The focus and an important differentiator in my EdStartup 101 idea a couple months ago was that an ecosystem would empower the learner to understand how their experiences interconnect and stack up regardless of the platform into a profile that can be organized and shared on their own terms. Well, I encountered a functioning expression of it. Apparently, it’s now a prototype, and Rustici Software, developers of the Tin Can/Experience API–SCORM successor and one essential enabler of that EdStartup idea–unbridled it this past October at Devlearn 12.
They call it Watershed, and it’s a client application of the Tin Can API that demonstrates how end users can collect, retain and eventually share their experiences while they browse the web, using a bookmarklet. Apart from the browser, virtually any application that is provided access to a learner’s profile has the capacity to generate and emit ‘experience’ statements using the API, and some of Tin Can’s early adopters, like Tappestry and The Knowledge Guru, were also part of the demo.
The ‘Public Activities’ or activity stream on the left give a good sense of how Tin Can API statements are compiled into plain English. They mostly take this default form of ‘X experienced Y’, but the specification for generating statements is expressive enough to support more complex assertions of experience, like ‘Dojo Master Jack at Neighborhood Karate Studio says that Jill chopped through a 2 x 4 last Wednesday.’ More lucid examples can be found at Project Tin Can’s website.
Completing a defined set of experiences will earn you one of a handful of Watershed-defined badges, and how a learner would selectively ‘share’ all or part of an experience profile is a work in progress. Very much a prototype, but it leaves enough blanks for me to see where a number of current apps and sites in the education space might have incentive to fill them in, and find value in participating in an ecosystem where experience is the currency.

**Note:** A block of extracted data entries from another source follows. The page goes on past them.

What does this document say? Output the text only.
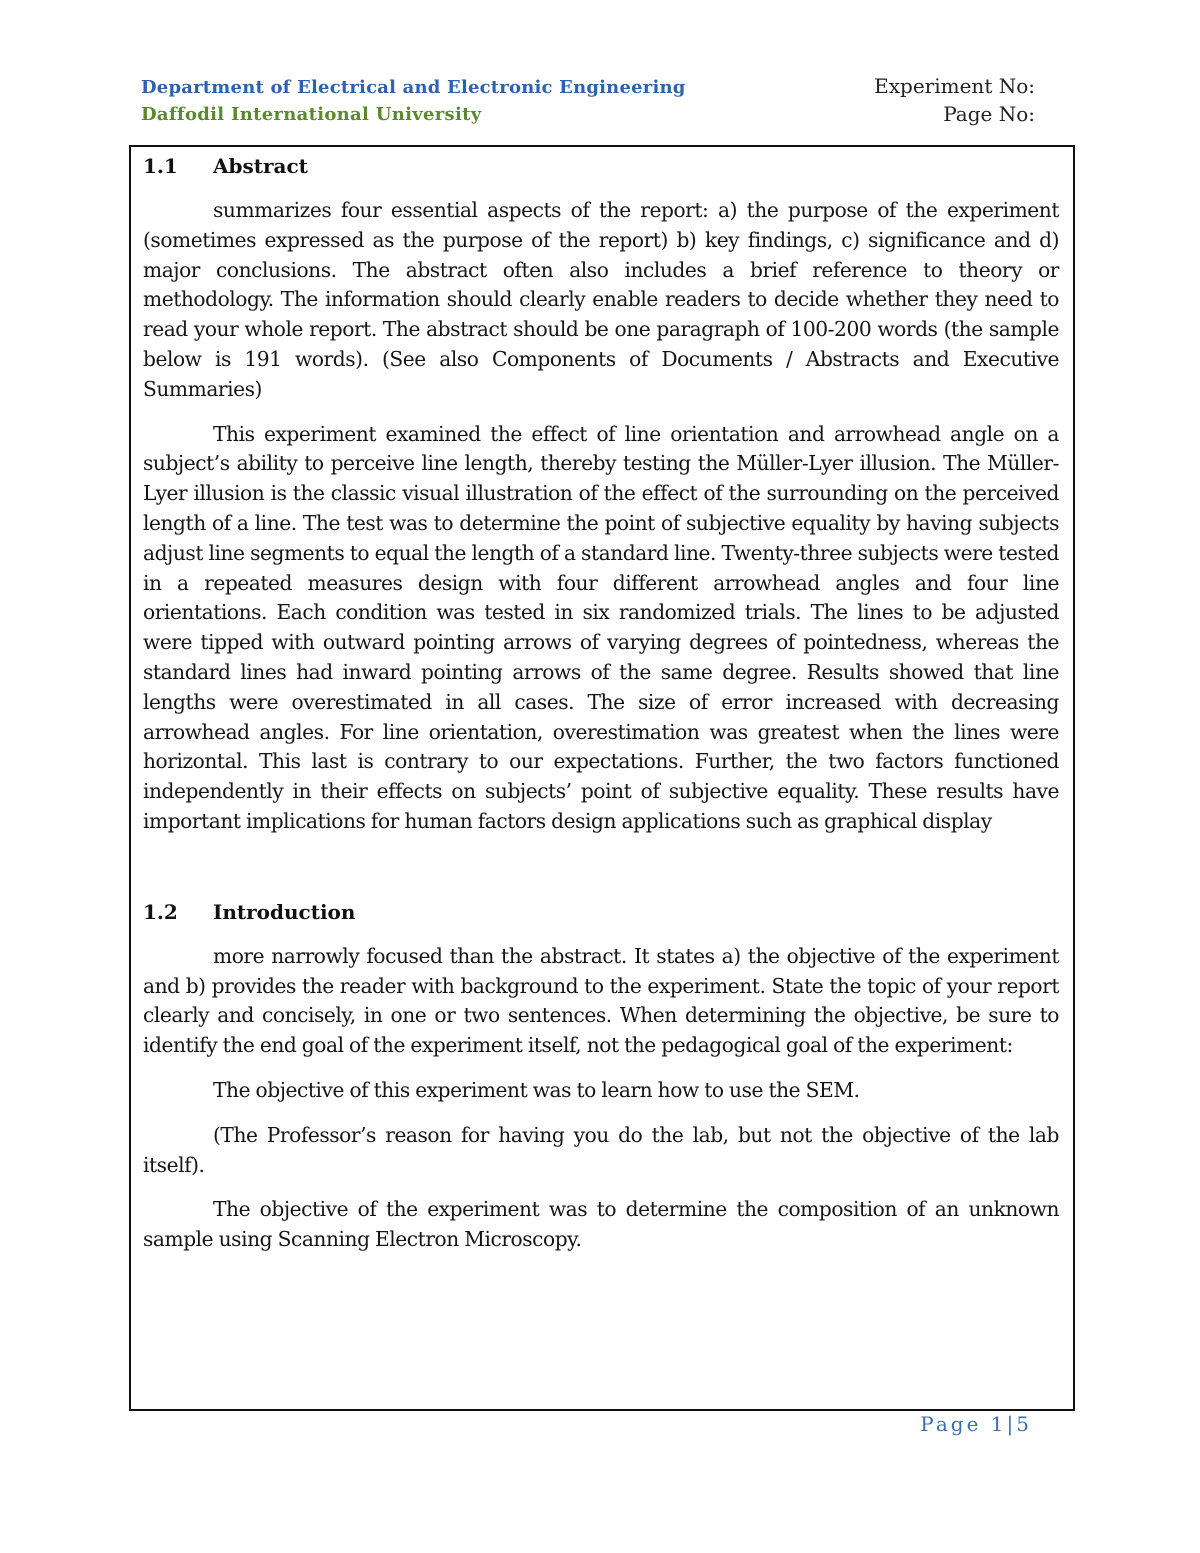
Department of Electrical and Electronic Engineering
Daffodil International University
Experiment No:
Page No:
1.1	Abstract

summarizes four essential aspects of the report: a) the purpose of the experiment (sometimes expressed as the purpose of the report) b) key findings, c) significance and d) major conclusions. The abstract often also includes a brief reference to theory or methodology. The information should clearly enable readers to decide whether they need to read your whole report. The abstract should be one paragraph of 100-200 words (the sample below is 191 words). (See also Components of Documents / Abstracts and Executive Summaries)

This experiment examined the effect of line orientation and arrowhead angle on a subject’s ability to perceive line length, thereby testing the Müller-Lyer illusion. The Müller-Lyer illusion is the classic visual illustration of the effect of the surrounding on the perceived length of a line. The test was to determine the point of subjective equality by having subjects adjust line segments to equal the length of a standard line. Twenty-three subjects were tested in a repeated measures design with four different arrowhead angles and four line orientations. Each condition was tested in six randomized trials. The lines to be adjusted were tipped with outward pointing arrows of varying degrees of pointedness, whereas the standard lines had inward pointing arrows of the same degree. Results showed that line lengths were overestimated in all cases. The size of error increased with decreasing arrowhead angles. For line orientation, overestimation was greatest when the lines were horizontal. This last is contrary to our expectations. Further, the two factors functioned independently in their effects on subjects’ point of subjective equality. These results have important implications for human factors design applications such as graphical display

1.2	Introduction

more narrowly focused than the abstract. It states a) the objective of the experiment and b) provides the reader with background to the experiment. State the topic of your report clearly and concisely, in one or two sentences. When determining the objective, be sure to identify the end goal of the experiment itself, not the pedagogical goal of the experiment:

The objective of this experiment was to learn how to use the SEM.

(The Professor’s reason for having you do the lab, but not the objective of the lab itself).

The objective of the experiment was to determine the composition of an unknown sample using Scanning Electron Microscopy.

Page 1|5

In fact, it appears as if the success of Watershed is predicated on whether machine- and human-readable experience expressed using Project Tin Can’s parameters conveys value, particularly when it’s not bottled up in a structured context, like a learning management system, a student information system or a game, the confines are broken down to more closely reflect real life, and learners retain license to own and transact upon ones that are theirs. This particular solution rightly leaves that as an open-ended question.